Logan isn’t surprised by the query. “It’s a great question and it’s something that’s been brought up to us a lot. There are a lot of artists that you can’t make out the lyrics, and it just drives my parents crazy. When we mix tracks, I have the vocals set to where they’re comfortable for me. A lot of times where I push those vocals up front and yes, they’re clearer and you can understand them, maybe for understanding lyrics it’s better, but for how it’s sonically feeling to me, I always like to tuck that vocal a little bit. It pisses people off, but in one respect it drives people to look at the liner notes and to go through the lyrics, which I dig. We also got heavily into shooting these lyric videos, which seem to be doing quite well online, maybe because you can’t understand what I’m saying [laughs]. One of my favorite records was Pearl Jam’s first record. You couldn’t understand a word Eddie Vedder was singing, yet it was my favorite record of the year! I kind of love that! It may not be technically correct, grammatically correct or whatever, but when I’m mixing and I’m setting the vocals into the track where I’m comfortable with it, it could be a subconscious thing, overall I’m trying to create a sound, and I like to utilize my vocal as an instrument. That’s just what I’m into. It drives some people crazy because they can’t understand the lyrics. Possibly on the second album I might push for a different feel, I’ve been playing around with that, and I’ll see how I feel. I probably could have spent another two months working on the album, but at some point you got to put it out there and let it go.”

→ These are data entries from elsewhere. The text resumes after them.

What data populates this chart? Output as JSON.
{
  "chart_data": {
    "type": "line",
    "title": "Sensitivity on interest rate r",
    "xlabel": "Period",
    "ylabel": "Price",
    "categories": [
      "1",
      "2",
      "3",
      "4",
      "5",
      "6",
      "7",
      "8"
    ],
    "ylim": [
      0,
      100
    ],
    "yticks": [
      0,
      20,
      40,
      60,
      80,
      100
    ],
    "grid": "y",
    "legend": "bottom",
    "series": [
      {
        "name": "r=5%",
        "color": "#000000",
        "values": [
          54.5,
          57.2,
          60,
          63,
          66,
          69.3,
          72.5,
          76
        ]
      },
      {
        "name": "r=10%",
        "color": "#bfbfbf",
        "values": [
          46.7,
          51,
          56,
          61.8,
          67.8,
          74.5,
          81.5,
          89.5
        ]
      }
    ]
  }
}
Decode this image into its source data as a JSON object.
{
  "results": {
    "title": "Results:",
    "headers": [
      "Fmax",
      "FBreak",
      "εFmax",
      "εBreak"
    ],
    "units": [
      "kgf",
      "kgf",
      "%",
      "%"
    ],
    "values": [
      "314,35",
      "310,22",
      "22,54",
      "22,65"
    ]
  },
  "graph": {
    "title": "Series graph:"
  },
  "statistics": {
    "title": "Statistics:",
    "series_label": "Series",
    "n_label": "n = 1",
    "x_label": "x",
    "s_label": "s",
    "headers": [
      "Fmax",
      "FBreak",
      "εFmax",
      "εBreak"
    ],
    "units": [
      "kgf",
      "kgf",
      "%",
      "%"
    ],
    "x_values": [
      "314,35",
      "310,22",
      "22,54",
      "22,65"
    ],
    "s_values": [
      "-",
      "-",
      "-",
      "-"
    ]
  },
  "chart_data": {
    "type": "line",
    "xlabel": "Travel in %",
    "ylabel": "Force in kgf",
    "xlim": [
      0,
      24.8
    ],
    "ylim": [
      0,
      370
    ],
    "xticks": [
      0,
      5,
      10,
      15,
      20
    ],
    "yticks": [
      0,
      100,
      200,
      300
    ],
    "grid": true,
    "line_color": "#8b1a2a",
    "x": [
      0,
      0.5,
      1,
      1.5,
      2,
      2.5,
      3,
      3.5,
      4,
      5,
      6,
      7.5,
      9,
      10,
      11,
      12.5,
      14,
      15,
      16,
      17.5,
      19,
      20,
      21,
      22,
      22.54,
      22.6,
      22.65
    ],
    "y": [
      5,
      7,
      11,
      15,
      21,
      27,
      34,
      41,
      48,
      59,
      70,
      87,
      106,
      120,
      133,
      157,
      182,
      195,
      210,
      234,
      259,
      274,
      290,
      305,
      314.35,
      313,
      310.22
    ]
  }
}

Logan brings the interview full circle by returning to the road he’s currently travelling on. “We’ve learned a lot about being on a tour of this magnitude, about what it takes to put on a production of this size, and we’re gained an incredible amount of exposure. It’s been amazing, it’s been tough, but it’s been awesome at the same time. I just hope that we can continue to push the envelope and grow our fan base. What’s amazing for us is that we’re able to create music full-time, it’s a dream come true. It’s why we got involved in music, it’s what drives me every day. I didn’t get into this business to make millions of dollars, I got in to do what I love so much, which is write music, create music and perform music. We’re being allowed do that in front of these huge crowds at these monumental arenas. It’s been a dream come true, and I just hope it continues for The Raskins.”